Question

The pH of a sample of $ {{H}_{2}}S{{O}_{4}} $ is $ 1.3979. $ The percentage of the solution is $ 73.5%\text{ }\left( w/w \right), $ the density of the solution is:
(A) $ 2.66\times {{10}^{-3}}\text{ }g/cc $
(B) $ 5.32\times {{10}^{-3}}\text{ }g/cc $
(C) $ 1.33\times {{10}^{-3}}\text{ }g/cc $
(D) $ 0.01\text{ }g/cc $

Answer 1

Hint :We know that the reaction of an acid and a base to form salt and water is called neutralization. First of all we shall calculate the milliequivalents of sulphuric acid and then its mass can be calculated. Then using the percentage composition, the density mass of the solution can be calculated.

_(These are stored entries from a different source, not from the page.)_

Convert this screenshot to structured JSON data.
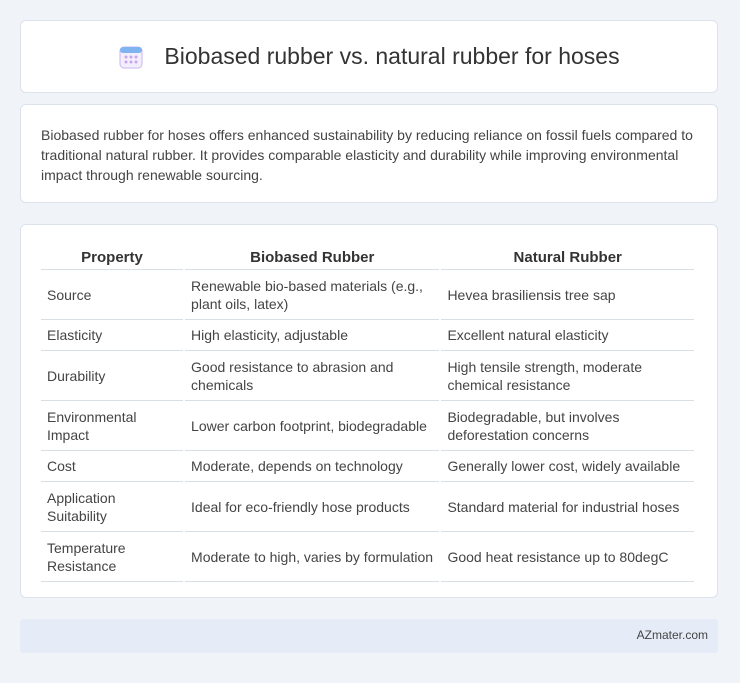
{
  "header": {
    "title": "Biobased rubber vs. natural rubber for hoses",
    "icon": "calendar-icon"
  },
  "summary": {
    "text": "Biobased rubber for hoses offers enhanced sustainability by reducing reliance on fossil fuels compared to traditional natural rubber. It provides comparable elasticity and durability while improving environmental impact through renewable sourcing."
  },
  "table": {
    "headers": [
      "Property",
      "Biobased Rubber",
      "Natural Rubber"
    ],
    "rows": [
      [
        "Source",
        "Renewable bio-based materials (e.g., plant oils, latex)",
        "Hevea brasiliensis tree sap"
      ],
      [
        "Elasticity",
        "High elasticity, adjustable",
        "Excellent natural elasticity"
      ],
      [
        "Durability",
        "Good resistance to abrasion and chemicals",
        "High tensile strength, moderate chemical resistance"
      ],
      [
        "Environmental Impact",
        "Lower carbon footprint, biodegradable",
        "Biodegradable, but involves deforestation concerns"
      ],
      [
        "Cost",
        "Moderate, depends on technology",
        "Generally lower cost, widely available"
      ],
      [
        "Application Suitability",
        "Ideal for eco-friendly hose products",
        "Standard material for industrial hoses"
      ],
      [
        "Temperature Resistance",
        "Moderate to high, varies by formulation",
        "Good heat resistance up to 80degC"
      ]
    ]
  },
  "footer": {
    "brand": "AZmater.com"
  },
  "colors": {
    "background": "#f0f3f8",
    "card": "#ffffff",
    "footer": "#e6ecf7"
  }
}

Complete Step By Step Answer:
Molarity and normality are units of concentration in chemistry. Molarity is defined as the number of moles of a solute dissolved in one litre of a solution. Normality: Normality is defined as the number of equivalents per litre of solution. In other words, it is a measure of concentration that is equal to gram equivalent weight of solute per litre of solution. The mass percentage of the solution is calculated by dividing the mass of the solute by total mass of solution multiplied by $ 100. $ The mass of sulphuric acid is calculated by the formula of density where mass is divided by the volume. N-factor basically defines the amount of the reacting species. The n factor varies as per the reaction and nature of the substance. It is also defined as the valency of the ions in the aqueous solution.
Given that, $ pH=1.3979 $ also we know that $ \left[ {{H}^{+}} \right]=0.04M $
 $ {{H}_{2}}S{{O}_{4}}_{\left( aq \right)}\to 2H_{\left( aq \right)}^{+}+SO_{4}^{2-} $
Since, $ \left[ {{H}^{+}} \right]=0.04M, $ hence $ \left[ {{H}_{2}}S{{O}_{4}} \right]=0.02M $ which is One Litre of solution has $ 0.02 $ mole $ {{H}_{2}}S{{O}_{4}} $
Let the density be $ D\text{ }gm/mL $ then mass of solution $ =1000\text{ }D $
 $ %\text{ }w/w\text{ }=\dfrac{0.02\times 98}{1000\text{ }D}=\dfrac{73.5}{100}. $
From here we get $ D=\dfrac{0.02\times 98}{10\times 73.5}\text{ }gm/mL $
On further solving we get; $ D=2.66\times {{10}^{-3}}\text{ }gm/cc $ .
Therefore, the correct answer is option A.

Note :
Remember that the mass of one mole of compound is equal to the molecular weight of the compound. During the reaction water is reduced therefore the mass is deducted to get the final weight of the water.